This paper describes a completely automated end-to-end object detection system combining convolutional networks and Transformers. The new model shows competitive performance on par with Faster R-CNN and can be generalized to other tasks such as panoptic segmentation.
What can we learn from this paper?
That Transformer architectures can be effectively used for object detection tasks.
Prerequisites (to understand the paper, what does one need to be familiar with?)
- Object detection
- Convolutional networks
- Transformer networks
Object detection is one of the most common tasks in computer vision, and there are many research papers and deep learning architectures devoted to this task. In the popular Faster R-CNN architecture and its variants, the first stage deep network proposes a set of bounding boxes in the image that may contain objects based on initial anchor regions, which is then trimmed using non-maximum suppression and provided to the second stage for classification. Both stages share the same convolutional feature maps, contributing to the efficiency of the overall system. Still, the overall architecture is quite big and complex, causing the need for less accurate, but smaller and faster alternatives such as YOLO and SSD, which are used in many practical applications.

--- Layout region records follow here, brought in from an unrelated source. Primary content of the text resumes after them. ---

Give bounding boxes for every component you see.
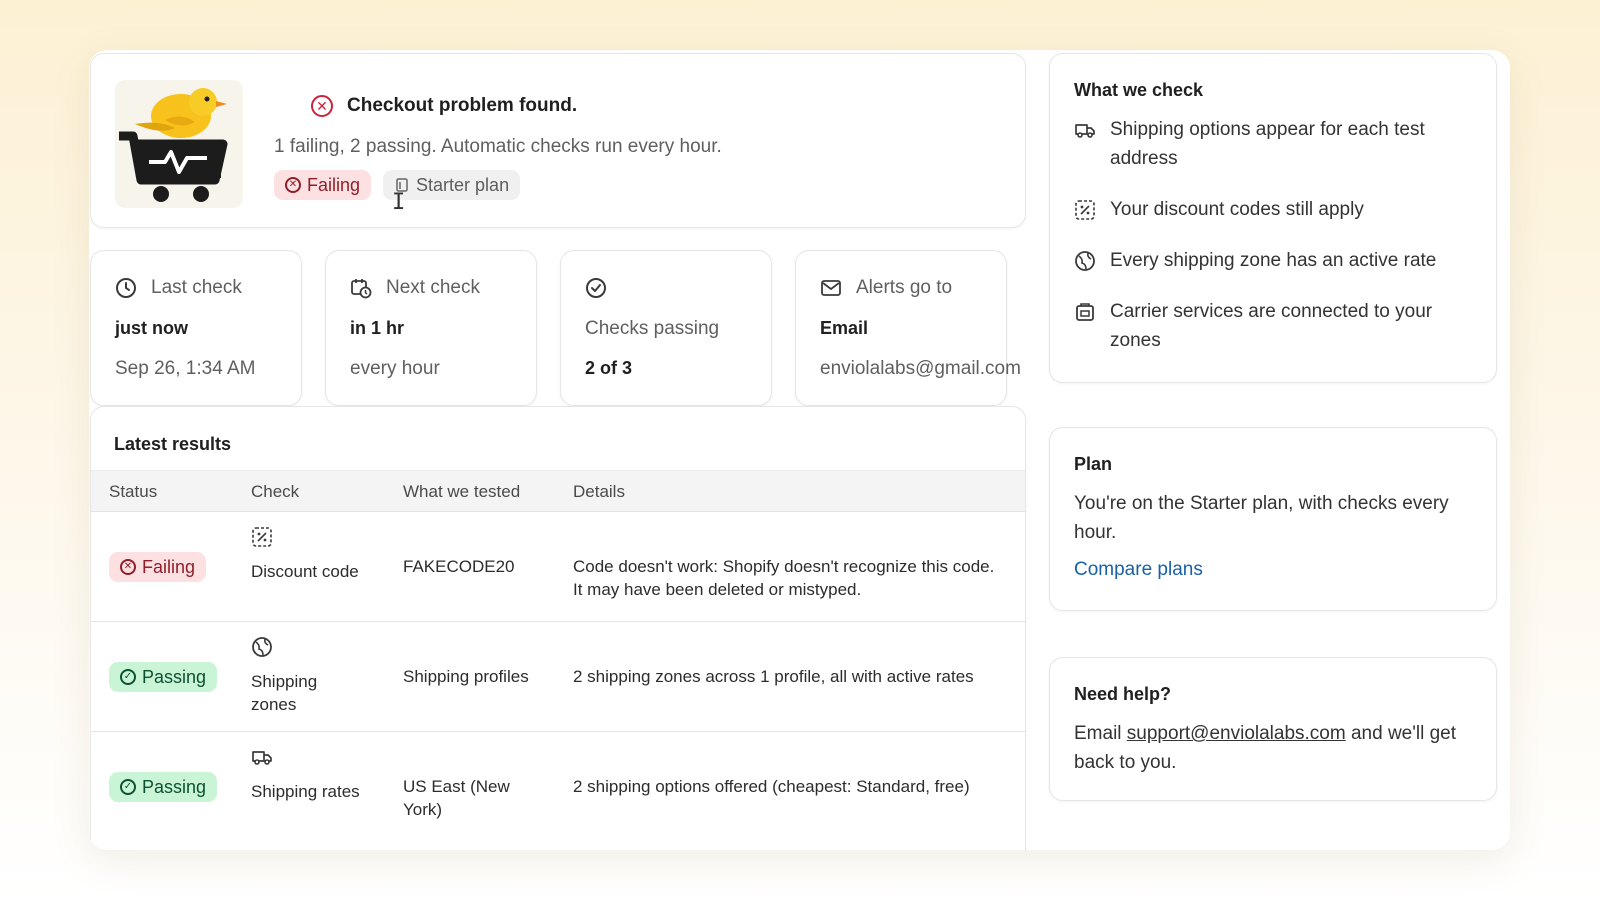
stat-card-next-check: Next check in 1 hr every hour xyxy=(325,250,537,406)
stat-label: Alerts go to xyxy=(856,277,953,298)
column-header-check: Check xyxy=(251,482,300,501)
check-cell: Shipping rates xyxy=(251,746,361,803)
tested-value: FAKECODE20 xyxy=(403,557,515,576)
list-item-label: Shipping options appear for each test ad… xyxy=(1110,119,1425,169)
section-title: Need help? xyxy=(1074,684,1172,704)
check-name: Shipping rates xyxy=(251,782,360,801)
globe-icon xyxy=(1075,251,1095,271)
stat-card-checks-passing: Checks passing 2 of 3 xyxy=(560,250,772,406)
stat-card-alerts: Alerts go to Email enviolalabs@gmail.com xyxy=(795,250,1021,406)
details-text: 2 shipping zones across 1 profile, all w… xyxy=(573,667,974,686)
title-text: Checkout problem found. xyxy=(347,95,578,116)
what-we-check-card: What we check Shipping options appear fo… xyxy=(1049,53,1497,383)
stat-sub: every hour xyxy=(350,358,440,379)
table-row: ✓ Passing Shipping zones Shipping profil… xyxy=(91,622,1025,732)
status-cell: ✕ Failing xyxy=(109,552,207,582)
stat-sub: Sep 26, 1:34 AM xyxy=(115,358,256,379)
discount-icon xyxy=(1075,200,1095,220)
list-item-label: Carrier services are connected to your z… xyxy=(1110,301,1433,351)
list-item: Carrier services are connected to your z… xyxy=(1074,297,1472,355)
page-title: ✕ Checkout problem found. xyxy=(311,95,577,117)
column-header-status: Status xyxy=(109,482,158,501)
list-item: Every shipping zone has an active rate xyxy=(1074,246,1472,275)
table-header: Status Check What we tested Details xyxy=(91,470,1025,512)
latest-results-card: Latest results Status Check What we test… xyxy=(90,406,1026,850)
status-badge: ✕ Failing xyxy=(274,170,372,200)
text-cursor-icon: I xyxy=(392,190,406,215)
help-card: Need help? Email support@enviolalabs.com… xyxy=(1049,657,1497,801)
details-text: Code doesn't work: Shopify doesn't recog… xyxy=(573,557,995,599)
details-text: 2 shipping options offered (cheapest: St… xyxy=(573,777,970,796)
status-label: Failing xyxy=(142,556,196,577)
list-item: Shipping options appear for each test ad… xyxy=(1074,115,1472,173)
app-logo xyxy=(115,80,243,208)
support-email-link[interactable]: support@enviolalabs.com xyxy=(1127,723,1346,744)
package-icon xyxy=(1076,303,1094,321)
check-cell: Discount code xyxy=(251,526,361,583)
tested-value: Shipping profiles xyxy=(403,667,529,686)
app-frame: ✕ Checkout problem found. 1 failing, 2 p… xyxy=(89,50,1510,850)
error-icon: ✕ xyxy=(311,95,333,117)
error-icon: ✕ xyxy=(120,559,136,575)
stat-label: Last check xyxy=(151,277,242,298)
status-cell: ✓ Passing xyxy=(109,772,218,802)
plan-description: You're on the Starter plan, with checks … xyxy=(1074,493,1449,543)
plan-badge-label: Starter plan xyxy=(416,174,510,195)
table-row: ✓ Passing Shipping rates US East (New Yo… xyxy=(91,732,1025,842)
truck-icon xyxy=(252,751,272,765)
status-badge: ✓ Passing xyxy=(109,772,218,802)
check-name: Discount code xyxy=(251,562,359,581)
stat-label-row: Next check xyxy=(350,277,480,299)
clock-icon xyxy=(116,278,136,298)
help-text: Email support@enviolalabs.com and we'll … xyxy=(1074,719,1472,777)
status-badge: ✕ Failing xyxy=(109,552,207,582)
status-label: Passing xyxy=(142,666,207,687)
check-name: Shipping zones xyxy=(251,672,318,714)
alert-email: enviolalabs@gmail.com xyxy=(820,358,1021,379)
compare-plans-link[interactable]: Compare plans xyxy=(1074,559,1203,580)
error-icon: ✕ xyxy=(285,177,301,193)
check-circle-icon: ✓ xyxy=(120,779,136,795)
check-circle-icon xyxy=(586,278,606,298)
stat-label: Next check xyxy=(386,277,480,298)
status-label: Passing xyxy=(142,776,207,797)
calendar-clock-icon xyxy=(351,279,372,299)
stat-card-last-check: Last check just now Sep 26, 1:34 AM xyxy=(90,250,302,406)
plan-card: Plan You're on the Starter plan, with ch… xyxy=(1049,427,1497,611)
stat-value: just now xyxy=(115,318,188,338)
section-title: What we check xyxy=(1074,80,1204,100)
list-item-label: Every shipping zone has an active rate xyxy=(1110,250,1437,271)
stat-label-row xyxy=(585,277,607,299)
stat-value: in 1 hr xyxy=(350,318,405,338)
status-badge: ✓ Passing xyxy=(109,662,218,692)
status-badge-label: Failing xyxy=(307,174,361,195)
check-circle-icon: ✓ xyxy=(120,669,136,685)
globe-icon xyxy=(252,637,272,657)
table-row: ✕ Failing Discount code FAKECODE20 Code … xyxy=(91,512,1025,622)
mail-icon xyxy=(821,280,841,296)
discount-icon xyxy=(252,527,272,547)
status-cell: ✓ Passing xyxy=(109,662,218,692)
stat-label: Checks passing xyxy=(585,318,720,339)
status-header-card: ✕ Checkout problem found. 1 failing, 2 p… xyxy=(90,53,1026,228)
section-title: Latest results xyxy=(114,434,232,454)
stat-value: Email xyxy=(820,318,869,338)
list-item-label: Your discount codes still apply xyxy=(1110,199,1364,220)
stat-label-row: Alerts go to xyxy=(820,277,952,299)
summary-text: 1 failing, 2 passing. Automatic checks r… xyxy=(274,136,722,157)
check-cell: Shipping zones xyxy=(251,636,361,716)
stat-label-row: Last check xyxy=(115,277,242,299)
column-header-details: Details xyxy=(573,482,625,501)
stat-value: 2 of 3 xyxy=(585,358,633,378)
truck-icon xyxy=(1075,124,1095,138)
list-item: Your discount codes still apply xyxy=(1074,195,1472,224)
help-prefix: Email xyxy=(1074,723,1127,744)
tested-value: US East (New York) xyxy=(403,777,510,819)
section-title: Plan xyxy=(1074,454,1113,474)
column-header-tested: What we tested xyxy=(403,482,521,501)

In this paper, the authors propose a different deep learning architecture named DETR (DEtection TRansformer), which directly predicts the set of objects detected in each image. To train the algorithm and evaluate its performance, a loss function is defined which is a sum of negative log-likelihood loss for classification and a combination of L1 (absolute difference) and generalized Intersection over Union (IoU) losses for the bounding box coordinates. The loss is based on matching each ground truth object to a predicted object, for which the Hungarian algorithm is used.
The architecture of DETR consists of a backbone CNN such as an ImageNet-pretrained ResNet, followed by a full encoder-decoder Transformer and a simple feedforward network for the final detection prediction. The Transformer part gives the attention mechanism to account for relationships between the objects and to provide a global context.
The resulting network was evaluated on the COCO 2017 dataset. Against the Faster R-CNN baseline, the new model achieved slightly superior performance with a similar number of parameters, or similar performance when a smaller and faster backbone network was used.
By adding a mask head on top of the decoder outputs, DETR can also be used for panoptic segmentation (a combination of semantic and instance segmentation). On the COCO dataset, the new approach achieved close to the state of the art (very few papers and results are available so far for this newer task).
While the performance of DETR as reported in the paper was noticeably lower than the current state of the art in object detection, its conceptual simplicity and the end-to-end nature, combined with it being just the first step and the possibility of future improvements, make it a very interesting new approach.